Re: Logical replication - ERROR: could not send data to WAL stream:cannot allocate memory for input buffer - Mailing list pgsql-general

From Aleš Zelený
Subject Re: Logical replication - ERROR: could not send data to WAL stream:cannot allocate memory for input buffer
Date
Msg-id CAODqTUYzC5xgQQBscEcgNe_pH3bCjc9-VaNVJuMedm8+yhxdvw@mail.gmail.com
Whole thread Raw
In response to Re: Logical replication - ERROR: could not send data to WAL stream:cannot allocate memory for input buffer  (Michael Paquier <michael@paquier.xyz>)
List pgsql-general
Thanks for the comment.

from what I was able to monitor memory usage was almost stable and there were about 20GB allocated as cached memory. Memory overcommit is disabled on the database server. Might it be a memory issue, since wit was synchronizing newly added tables with a sum of 380 GB of data containing JSONB columns (60 bytes to 100kBytes). The problem is, that I was not able to reproduce it since in dev environment it wors like a charm an as usual on PROD we were facing this issue.

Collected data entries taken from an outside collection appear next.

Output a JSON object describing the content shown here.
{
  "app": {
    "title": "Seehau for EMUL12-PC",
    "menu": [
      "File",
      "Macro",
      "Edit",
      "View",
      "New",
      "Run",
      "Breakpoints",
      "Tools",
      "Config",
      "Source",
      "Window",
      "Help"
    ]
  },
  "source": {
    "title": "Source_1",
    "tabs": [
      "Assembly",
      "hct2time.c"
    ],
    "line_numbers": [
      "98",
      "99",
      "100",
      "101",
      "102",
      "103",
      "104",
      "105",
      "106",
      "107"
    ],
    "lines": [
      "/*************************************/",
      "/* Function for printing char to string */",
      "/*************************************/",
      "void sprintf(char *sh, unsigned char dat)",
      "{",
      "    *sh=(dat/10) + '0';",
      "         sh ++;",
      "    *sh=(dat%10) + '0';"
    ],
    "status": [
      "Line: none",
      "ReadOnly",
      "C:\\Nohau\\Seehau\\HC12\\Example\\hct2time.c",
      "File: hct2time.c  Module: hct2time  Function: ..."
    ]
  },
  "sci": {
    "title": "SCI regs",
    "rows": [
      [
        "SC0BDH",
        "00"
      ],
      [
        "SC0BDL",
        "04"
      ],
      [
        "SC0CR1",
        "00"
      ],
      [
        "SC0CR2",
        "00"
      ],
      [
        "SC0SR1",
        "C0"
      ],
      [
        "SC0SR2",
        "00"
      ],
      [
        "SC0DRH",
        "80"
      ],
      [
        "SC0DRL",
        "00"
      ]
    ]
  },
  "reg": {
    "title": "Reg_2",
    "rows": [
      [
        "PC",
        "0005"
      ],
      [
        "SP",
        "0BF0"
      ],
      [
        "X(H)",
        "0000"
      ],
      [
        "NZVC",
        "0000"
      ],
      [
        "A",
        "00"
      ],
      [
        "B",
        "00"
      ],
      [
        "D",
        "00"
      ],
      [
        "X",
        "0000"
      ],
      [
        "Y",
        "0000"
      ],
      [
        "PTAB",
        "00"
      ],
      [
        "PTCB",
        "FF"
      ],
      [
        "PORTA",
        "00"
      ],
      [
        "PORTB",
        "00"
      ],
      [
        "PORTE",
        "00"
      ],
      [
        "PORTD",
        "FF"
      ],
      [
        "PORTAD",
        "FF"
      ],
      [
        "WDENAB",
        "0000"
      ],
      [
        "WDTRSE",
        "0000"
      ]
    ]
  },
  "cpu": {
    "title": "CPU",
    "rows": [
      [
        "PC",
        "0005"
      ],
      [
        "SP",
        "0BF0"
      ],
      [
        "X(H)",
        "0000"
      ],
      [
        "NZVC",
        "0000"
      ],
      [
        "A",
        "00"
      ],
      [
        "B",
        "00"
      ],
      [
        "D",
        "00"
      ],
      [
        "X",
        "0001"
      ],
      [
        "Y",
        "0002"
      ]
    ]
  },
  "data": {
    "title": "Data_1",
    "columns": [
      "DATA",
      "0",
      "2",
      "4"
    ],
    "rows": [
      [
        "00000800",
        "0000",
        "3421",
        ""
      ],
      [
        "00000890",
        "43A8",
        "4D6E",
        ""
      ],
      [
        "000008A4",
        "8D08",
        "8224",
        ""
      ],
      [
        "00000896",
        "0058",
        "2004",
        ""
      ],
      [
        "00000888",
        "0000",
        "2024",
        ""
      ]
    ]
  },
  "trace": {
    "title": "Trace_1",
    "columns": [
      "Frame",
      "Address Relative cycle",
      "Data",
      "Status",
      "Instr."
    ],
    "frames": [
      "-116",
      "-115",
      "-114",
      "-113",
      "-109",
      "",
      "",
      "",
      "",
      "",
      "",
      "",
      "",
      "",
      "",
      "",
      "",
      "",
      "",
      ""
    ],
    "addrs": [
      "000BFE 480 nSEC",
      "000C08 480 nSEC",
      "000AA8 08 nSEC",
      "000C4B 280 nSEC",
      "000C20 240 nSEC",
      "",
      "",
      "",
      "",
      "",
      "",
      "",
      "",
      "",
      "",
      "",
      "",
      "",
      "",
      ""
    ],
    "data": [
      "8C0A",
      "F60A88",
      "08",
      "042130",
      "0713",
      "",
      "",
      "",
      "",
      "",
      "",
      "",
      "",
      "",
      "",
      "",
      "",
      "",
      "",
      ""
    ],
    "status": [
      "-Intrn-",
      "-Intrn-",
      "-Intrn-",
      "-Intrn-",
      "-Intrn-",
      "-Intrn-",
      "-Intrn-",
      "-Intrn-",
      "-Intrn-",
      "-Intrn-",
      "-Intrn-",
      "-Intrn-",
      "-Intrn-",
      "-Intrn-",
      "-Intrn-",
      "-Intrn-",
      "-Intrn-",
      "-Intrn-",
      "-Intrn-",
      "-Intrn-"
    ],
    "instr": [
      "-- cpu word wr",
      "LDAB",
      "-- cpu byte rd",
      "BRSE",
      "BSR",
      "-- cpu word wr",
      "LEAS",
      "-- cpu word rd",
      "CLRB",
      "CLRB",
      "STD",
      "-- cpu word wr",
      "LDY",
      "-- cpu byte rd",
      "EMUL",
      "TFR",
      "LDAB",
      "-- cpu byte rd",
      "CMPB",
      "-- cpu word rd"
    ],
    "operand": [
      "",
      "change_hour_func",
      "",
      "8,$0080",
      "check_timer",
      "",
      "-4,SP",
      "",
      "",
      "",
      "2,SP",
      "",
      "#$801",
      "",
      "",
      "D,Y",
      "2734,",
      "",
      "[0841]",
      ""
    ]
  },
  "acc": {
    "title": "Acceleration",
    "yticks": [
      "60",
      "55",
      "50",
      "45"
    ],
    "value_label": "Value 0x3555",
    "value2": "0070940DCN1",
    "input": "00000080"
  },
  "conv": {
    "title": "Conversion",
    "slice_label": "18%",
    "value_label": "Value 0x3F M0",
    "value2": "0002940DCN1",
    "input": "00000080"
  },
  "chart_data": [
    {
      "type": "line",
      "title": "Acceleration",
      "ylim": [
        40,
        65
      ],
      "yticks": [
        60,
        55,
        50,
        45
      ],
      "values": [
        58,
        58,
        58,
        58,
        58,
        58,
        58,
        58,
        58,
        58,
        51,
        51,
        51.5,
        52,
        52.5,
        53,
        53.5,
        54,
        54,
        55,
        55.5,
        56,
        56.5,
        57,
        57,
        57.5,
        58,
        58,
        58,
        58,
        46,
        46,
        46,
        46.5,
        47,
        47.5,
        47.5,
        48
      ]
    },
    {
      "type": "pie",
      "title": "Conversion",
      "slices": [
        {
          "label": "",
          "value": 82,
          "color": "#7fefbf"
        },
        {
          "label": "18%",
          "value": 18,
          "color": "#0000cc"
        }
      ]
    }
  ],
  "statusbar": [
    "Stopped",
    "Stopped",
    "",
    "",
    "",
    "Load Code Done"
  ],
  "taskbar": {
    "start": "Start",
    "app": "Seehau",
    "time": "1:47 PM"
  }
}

It is clear that for memory allocation issues testcase would be appropriate, but I was not able to build reproducible testcase.

Thanks Ales

po 8. 6. 2020 v 8:41 odesílatel Michael Paquier <michael@paquier.xyz> napsal:
On Fri, Jun 05, 2020 at 10:57:46PM +0200, Aleš Zelený wrote:
> we are using logical replication for more than 2 years and today I've found
> new not yet know error message from wal receiver. The replication was in
> catchup mode (on publisher side some new tables were created and added to
> publication, on subscriber side they were missing).

This comes from pqCheckInBufferSpace() in libpq when realloc() fails,
most probably because this host ran out of memory.

> Repeated several times, finally it proceeded and switch into streaming
> state. The OS has 64GB RAM, OS + database instance are using usually 20GB
> rest is used as OS buffers. I've checked monitoring (sampled every 10
> seconds) and no memory usage peak was visible, so unless it was a very
> short memory usage peak, I'd not expect the system running out of memory.
>
> Is there something I can do to diagnose and avoid this issue?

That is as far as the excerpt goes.